La historia (reescrita por el guionista de la original, David Seltzer, que volvió a cobrar por ello) sigue siendo tan chupacirios como siempre lo fue. El hijo de Satán nace en Roma porque allí está la sede de la Iglesia, el propio Papa (que se parece más a Juan Pablo II que a Benedicto) se entera en su lecho de muerte, la clave de todo lo que pasa la tiene el cura más fundamentalista del mundo (encarnado por el escocés Pete Postlethwaite) y para asesinar a la Bestia es necesario seguir un antiquísimo ritual de la liturgia católica, tal como sucedía en El exorcista. Que es, recordemos, la película cuyo éxito La profecía original intentó replicar (y lo logró). El tiempo transcurrido y las calamidades actuales permiten que el mundo contemporáneo se pinte, con mayor precisión aún que en 1976, como el Reino de Satán. Al comienzo, cierta profecía del Libro del Apocalipsis se interpreta como anunciatoria del 11 de septiembre, la caída del Challenger y la guerra israelí-palestina, entre otras catástrofes contemporáneas.
Y allí viene a encajar la Llegada de este Anticristo. Excretado para más datos desde el riñón de la alta política, a la que el Vaticano suele ver como el Mal encarnado, Robert Thorn (el “papá” de Damien) es un embajador, a quien apadrina el mismísimo presidente de los Estados Unidos. Pero ya se sabe que ninguna película es mejor o peor porque se compartan más o menos sus tesis implícitas, y es así como en términos dramáticos La profecía funciona. Con excesiva solemnidad, seguramente, pero también con mayor intensidad que la original, dirigida poco más que en automático por Richard Donner. La fotografía en clave baja y el clima predominantemente lluvioso hunden el film en un aura francamente ominosa, con la historia llevada por una progresión implacablemente clásica. Igualmente clásica es la puesta en escena del británico John Moore (cuyo debut en cine, Tras las líneas enemigas, había sido pura rutina), que no se deja engañar por ningún truquito de los que suelen deslumbrar a sus colegas.
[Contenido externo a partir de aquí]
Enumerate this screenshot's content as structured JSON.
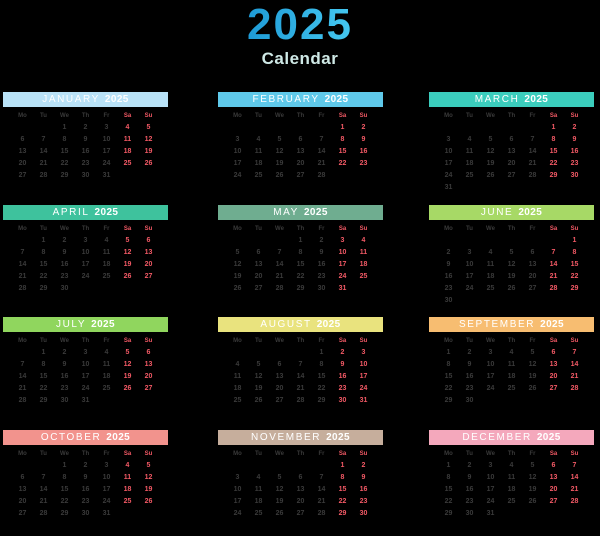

Moore prefiere narrar con total sobriedad, alterada sólo en un par de ocasiones por la clase de mazazos dramático-sonoros que hacen saltar al espectador en su butaca. Pone todas sus fichas en las escenas culminantes y logra mejorar lo hecho por Donner gracias a una construcción más pausada y detallada de cada crimen, con la escena de la bañera de Psicosis como modelo evidente. Que los protagonistas tengan menos presencia que en la versión 1976 (Gregory Peck y Lee Remick) en algún punto permite una mayor cercanía con ellos. En el papel del fotógrafo-revelador (tanto en sentido químico como esotérico), el gran David Thewlis le empata al David Warner de la original, mientras Pete Postlethwaite dota a su cura dogmático de una estatura dramática bastante mayor que la de su equivalente anterior.
Pero claro, el detallecito del elenco es la reaparición de Mia Farrow. Sorprendentemente joven y bella, la ex Rosemary pasa de víctima de Belcebú a su agente, en el papel de la demoníaca institutriz cuya misión es proteger y guiar al temible Damien. “Desde hace casi 40 años vengo criando niños”, dice con su sonrisa más angelical al presentarse en casa de los Thorn, y uno no puede evitar recordar que pasaron 38 desde El bebé de Rosemary. “Es el papel de mi vida”, agrega. No hay duda de eso.